The "u" stands for the initial vertical velocity (or in the case of not being directly straight up... the vertical component of the initial velocity).

The "g" does stand for the gravitational constant of the Earth.

It will probably help if you just draw a cartesian grid, label your x and y, then decide where you want the positive and negative values to be.

For example, if you want to make "up" the positive y, and "right" the positive x, and consider the x-axis itself to be the Earth... Then then helicopter is traveling at a positive vertical velocity relative to that of gravity which would be in the negative direction since it is always toward Earth and you decided the x-axis was earth.

Your Ys are the displacement distances...

Plug in the values, finish the math and you are done. It's a good idea to ALWAYS draw your word problems out.


I hope that helped.

 

[halbe1]

Alright but what do I do once I get to 0=-115+5.10t+4.9t^2?

 

[Simply Is]

What are you looking for? Is what you are looking for one of the variables you have left in the equation?

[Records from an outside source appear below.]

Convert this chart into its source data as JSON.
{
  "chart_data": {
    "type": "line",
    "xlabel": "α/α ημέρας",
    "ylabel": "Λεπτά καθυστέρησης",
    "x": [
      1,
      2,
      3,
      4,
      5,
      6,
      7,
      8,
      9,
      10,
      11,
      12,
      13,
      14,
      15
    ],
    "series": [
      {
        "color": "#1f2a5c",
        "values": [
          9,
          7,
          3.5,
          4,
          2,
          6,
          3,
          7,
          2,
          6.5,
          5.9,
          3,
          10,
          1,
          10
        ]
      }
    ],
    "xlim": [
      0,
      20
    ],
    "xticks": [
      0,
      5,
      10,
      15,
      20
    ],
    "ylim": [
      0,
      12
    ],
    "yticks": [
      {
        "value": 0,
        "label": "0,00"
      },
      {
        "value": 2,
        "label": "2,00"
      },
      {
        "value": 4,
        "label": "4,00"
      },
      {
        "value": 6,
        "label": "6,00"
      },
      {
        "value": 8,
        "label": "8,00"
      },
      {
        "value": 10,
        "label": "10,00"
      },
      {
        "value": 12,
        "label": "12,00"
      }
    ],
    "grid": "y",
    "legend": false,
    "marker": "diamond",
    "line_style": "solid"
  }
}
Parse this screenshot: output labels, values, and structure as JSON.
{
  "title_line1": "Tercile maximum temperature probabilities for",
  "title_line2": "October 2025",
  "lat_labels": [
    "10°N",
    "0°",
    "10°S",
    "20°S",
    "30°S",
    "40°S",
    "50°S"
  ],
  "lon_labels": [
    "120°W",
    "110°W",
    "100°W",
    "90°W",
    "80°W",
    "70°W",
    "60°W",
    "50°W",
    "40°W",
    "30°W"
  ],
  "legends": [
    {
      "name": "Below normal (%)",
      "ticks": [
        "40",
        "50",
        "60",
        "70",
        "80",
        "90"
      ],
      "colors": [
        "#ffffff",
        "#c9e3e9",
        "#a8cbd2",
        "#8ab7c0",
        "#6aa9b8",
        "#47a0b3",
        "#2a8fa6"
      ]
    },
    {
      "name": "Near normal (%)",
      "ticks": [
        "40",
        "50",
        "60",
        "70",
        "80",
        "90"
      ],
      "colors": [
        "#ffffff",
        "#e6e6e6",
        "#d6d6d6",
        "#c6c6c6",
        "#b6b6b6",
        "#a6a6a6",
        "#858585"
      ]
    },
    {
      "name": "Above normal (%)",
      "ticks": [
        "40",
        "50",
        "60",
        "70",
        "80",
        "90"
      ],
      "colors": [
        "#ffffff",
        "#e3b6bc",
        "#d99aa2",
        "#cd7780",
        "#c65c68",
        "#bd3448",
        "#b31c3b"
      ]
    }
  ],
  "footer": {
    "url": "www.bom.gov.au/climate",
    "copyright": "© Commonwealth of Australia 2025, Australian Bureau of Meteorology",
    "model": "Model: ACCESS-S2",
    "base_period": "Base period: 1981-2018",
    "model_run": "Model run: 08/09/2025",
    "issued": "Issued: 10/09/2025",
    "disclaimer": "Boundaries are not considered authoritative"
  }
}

If so, solve the equation.

What does the variable you show there stand for? Is that what you are looking for?

 

[halbe1]

Yea, I'm trying to get t in seconds. I tried factoring out a t and then getting two answers for t, t=0 and t=-113. So I know neither of those are right.

 

[Simply Is]

You box is traveling down... not up... and if you made toward the Earth be the negative direction, then you have to put a negative direction as your final displacement... which will give you positive 115 when you move it to the other side of the equation before you plug it into the quadratic formula...

That should work... it looks like you got the initial velocity and acceleration values right.

 

[Simply Is]

Wait no... the formula is + 1/2 gt^2... and your gravity (g is basically the same for the y direction as a is in the x direction of your initial equation) is in the negative direction... so you would end up with an equation 0=115 + 5.1t - 4.9t^2...

Then you'll have the right answer.

 

[halbe1]

I got 5.40 is that right?